In Münster müssen deutlich weniger Jugendliche wegen Alkoholvergiftungen im Krankenhaus behandelt werden als noch vor einigen Jahren. Das zeigen aktuelle Daten des statistischen Landesamtes. Gleichzeitig verschiebt sich das Bild beim sogenannten Komasaufen: Während Jungen immer seltener betroffen sind, landen inzwischen häufiger Mädchen und junge Frauen in der Klinik.
Die Zahlen sind eindeutig: Im vergangenen Jahr wurden in Münster insgesamt 40 Jugendliche mit einer akuten Alkoholvergiftung stationär behandelt – jeweils 20 Jungen und 20 Mädchen. Noch 2016 lag diese Zahl bei 167 Fällen und damit mehr als viermal so hoch. Die Entwicklung ist kein Ausreißer, sondern setzt einen langfristigen Trend fort. Bereits in den Jahren vor der Pandemie waren die Zahlen rückläufig, und 2020 registrierten die Kliniken in Münster mit 52 Fällen den niedrigsten Stand seit Langem.
Auch im NRW-Vergleich zeigt sich ein ähnliches Bild. Landesweit gehen die Krankenhausaufnahmen wegen akuter Alkoholintoxikation bei Jugendlichen seit Jahren zurück. Im Jahr 2023 wurden laut Landesstatistik rund 1.800 Jugendliche behandelt – ein Minus von mehr als 20 Prozent im Vergleich zum Vorjahr. Münster folgt dieser Entwicklung, liegt aber traditionell leicht über dem Landesschnitt.
Die neue Statistik zeigt allerdings eine deutliche Veränderung innerhalb der Altersgruppe. Während vor einigen Jahren vor allem Jungen und junge Männer nach exzessivem Trinken in Münsters Kliniken landeten, hat sich das Verhältnis inzwischen grundlegend verschoben. Aktuell werden Jungen seltener eingeliefert, während Mädchen und junge Frauen bei den Fällen von Alkoholvergiftung spürbar aufholen.
Experten führen diese Entwicklung unter anderem darauf zurück, dass sich Trinkmuster zwischen den Geschlechtern seit Jahren angleichen. Auch bundesweite Auswertungen von Krankenkassen bestätigen, dass das Komasaufen bei weiblichen Jugendlichen seit einiger Zeit stärker sichtbar wird. Ob es sich dabei um ein dauerhaftes Muster handelt oder um kurzfristige Schwankungen, können Statistiker jedoch noch nicht sicher sagen.
Dass die Zahl der Behandlungen insgesamt sinkt, könnte auch mit der Präventionsarbeit in Münster zusammenhängen. Die Stadt setzt seit Langem auf ein mehrstufiges Konzept aus Aufklärung, Jugendschutz und direkter Intervention.
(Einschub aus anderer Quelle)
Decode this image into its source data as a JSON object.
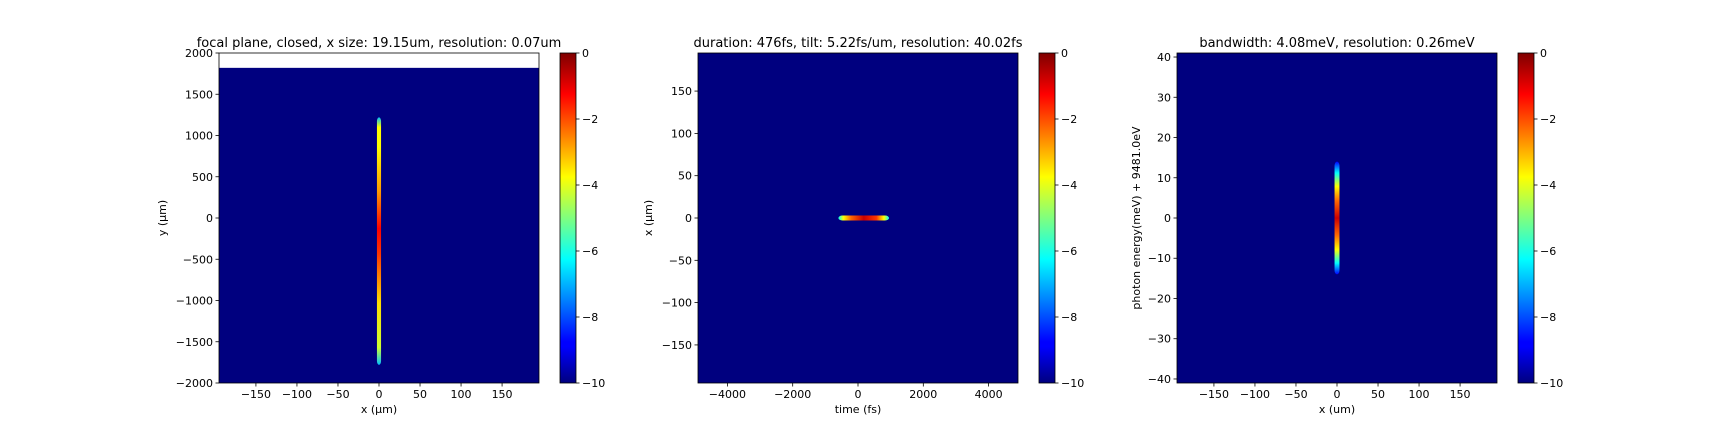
{
  "chart_data": [
    {
      "type": "heatmap",
      "title": "focal plane, closed, x size: 19.15um, resolution: 0.07um",
      "xlabel": "x (μm)",
      "ylabel": "y (μm)",
      "xlim": [
        -195,
        195
      ],
      "ylim": [
        -2000,
        2000
      ],
      "xticks": [
        -150,
        -100,
        -50,
        0,
        50,
        100,
        150
      ],
      "yticks": [
        -2000,
        -1500,
        -1000,
        -500,
        0,
        500,
        1000,
        1500,
        2000
      ],
      "data_extent_y": [
        -2000,
        1820
      ],
      "feature": {
        "shape": "vertical",
        "x_center": 0,
        "x_halfwidth": 2.5,
        "y_range": [
          -1780,
          1220
        ],
        "hot_range": [
          -500,
          700
        ]
      },
      "colorbar": {
        "range": [
          -10,
          0
        ],
        "ticks": [
          0,
          -2,
          -4,
          -6,
          -8,
          -10
        ],
        "colormap": "jet"
      }
    },
    {
      "type": "heatmap",
      "title": "duration: 476fs, tilt: 5.22fs/um, resolution: 40.02fs",
      "xlabel": "time (fs)",
      "ylabel": "x (μm)",
      "xlim": [
        -4900,
        4900
      ],
      "ylim": [
        -195,
        195
      ],
      "xticks": [
        -4000,
        -2000,
        0,
        2000,
        4000
      ],
      "yticks": [
        -150,
        -100,
        -50,
        0,
        50,
        100,
        150
      ],
      "feature": {
        "shape": "horizontal",
        "y_center": 0,
        "y_halfwidth": 3,
        "x_range": [
          -600,
          950
        ],
        "hot_range": [
          -300,
          650
        ]
      },
      "colorbar": {
        "range": [
          -10,
          0
        ],
        "ticks": [
          0,
          -2,
          -4,
          -6,
          -8,
          -10
        ],
        "colormap": "jet"
      }
    },
    {
      "type": "heatmap",
      "title": "bandwidth: 4.08meV, resolution: 0.26meV",
      "xlabel": "x (um)",
      "ylabel": "photon energy(meV) + 9481.0eV",
      "xlim": [
        -195,
        195
      ],
      "ylim": [
        -41,
        41
      ],
      "xticks": [
        -150,
        -100,
        -50,
        0,
        50,
        100,
        150
      ],
      "yticks": [
        -40,
        -30,
        -20,
        -10,
        0,
        10,
        20,
        30,
        40
      ],
      "feature": {
        "shape": "vertical",
        "x_center": 0,
        "x_halfwidth": 3,
        "y_range": [
          -14,
          14
        ],
        "hot_range": [
          -7,
          8
        ]
      },
      "colorbar": {
        "range": [
          -10,
          0
        ],
        "ticks": [
          0,
          -2,
          -4,
          -6,
          -8,
          -10
        ],
        "colormap": "jet"
      }
    }
  ],
  "colors": {
    "background": "#00007f",
    "jet_stops": [
      "#00007f",
      "#0000ff",
      "#00ffff",
      "#ffff00",
      "#ff0000",
      "#7f0000"
    ]
  }
}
Unter dem Dach der Kampagne „Voll ist out“ laufen verschiedene Bausteine, die sowohl Schulen, Vereine und Eltern als auch den Handel und die offene Jugendarbeit ansprechen.
Ein zentraler Bestandteil ist das Programm „HaLT – Hart am Limit“, das bundesweit eingesetzt wird und in Münster vom Amt für Kinder, Jugendliche und Familien koordiniert wird. Neben Öffentlichkeitsarbeit und Prävention gehört dazu auch die direkte Nachbetreuung von Jugendlichen, die nach übermäßigem Alkoholkonsum im Krankenhaus gelandet sind. Ergänzt wird das Angebot durch den sogenannten Risiko-Check, bei dem junge Menschen nach einem alkoholbedingten Vorfall ein strukturiertes Beratungsangebot erhalten.
Auch bundesweit ist die Zahl der Jugendlichen mit Alkoholvergiftung rückläufig. Krankenkassen sprechen vom niedrigsten Stand seit fast zwei Jahrzehnten. Gleichzeitig weisen Fachstellen darauf hin, dass riskanter Konsum deswegen nicht verschwunden ist. Während klassisches Komasaufen zurückgeht, verschieben sich riskante Verhaltensweisen teils in andere Bereiche – etwa Mischkonsum mit Medikamenten oder Challenges in sozialen Medien.
Für Münster heißt das: Die Stadt steht im bundesweiten Trend, kann den Rückgang der Fälle aber nicht als Entwarnung verstehen. Die aktuelle Entwicklung zeigt, dass Alkoholmissbrauch unter Jugendlichen zwar seltener wird, aber neue Muster entstehen – und Mädchen inzwischen genauso oder häufiger betroffen sind wie Jungen.